Papaya plants enjoy a lot of water and good feeding. You want the plants well-watered but not pooling., so planting them in a mound with a raised ring for water collection will help with that. You can throw your kitchen scraps, egg shells and coffee grounds on your plants to give extra nutrients. But otherwise, you will want to fertilize like other fruits trees, heavy on nitrogen early in the year with a dose of bone meal or a blooming/fruiting fertilizer as blooms begin to form. If you do not experience frost, you should continue to get new papayas forming as the plant grows. The blooms themselves are also really nice.
Papaya contains papain, which is a digestive enzyme that not only support digestion, it works as a meat tenderizer. Try a bit of papaya enzyme next time you marinate meat for the grill. You can use the fruit ripe or unripe as a puree with your marinade.
These seeds come from Red Lady Papayas, which is a self-fertile variety These seeds were float tested before drying to give you the best chance of success.. Fruit seeds do usually grow true to type, so the resulting plants may or may not be self-fertile. Usually, you will want about one male papaya plant for every 8 female plants for best fertilization. Once you start your own plants from seed, you can clone the plant by cutting or air layering, which will give you a genetically identical plant. So you can choose the sex and other characteristics like vigor this way.
Growing Information: Start your papaya seeds by soaking them in hot water for at least a day, but longer if possible. You can use potassium nitrate or a 250ppm solution of ga-3 for 48 hours for added benefit. You want the seeds to soak up as much moisture in this process as possible because they do germinate slowly and irregularly.

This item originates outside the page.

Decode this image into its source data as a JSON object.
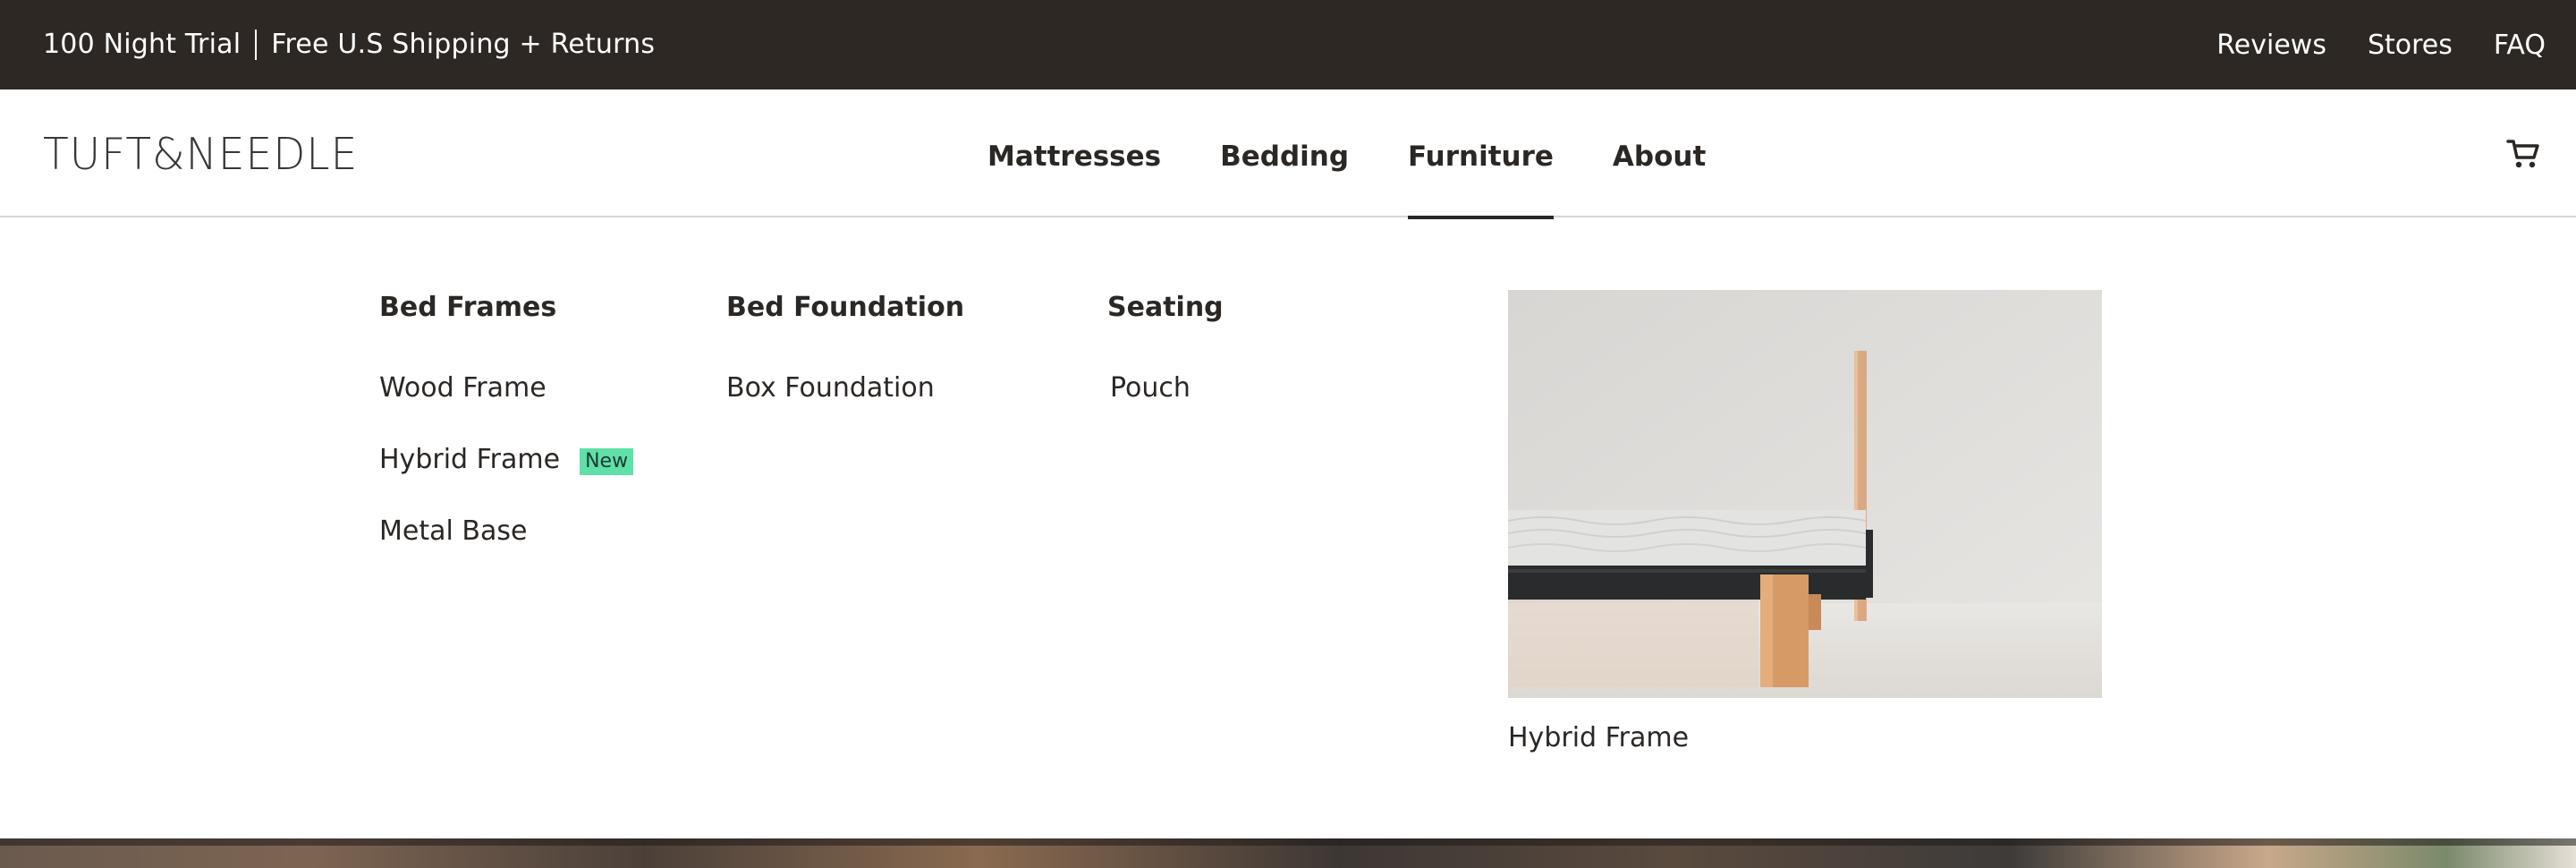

Choose a well draining soil with about 50% compost and 50% soil. Any soil that is fertile and well-draining will work. A soil ph of 6-6.5 is ideal. Bury your seeds about ½ – ¾”. Keep the soil moist and out of direct sunlight. Papaya seedlings can be sensitive to direct sunlight. The mature plants also seem to prefer filtered sunlight. You may notice them wilt in the hotter moments. If you keep the plant well-watered, you should see the results in terms of growth. Papaya also likes high humidity. If you move your papaya indoors, be sure to cut it back.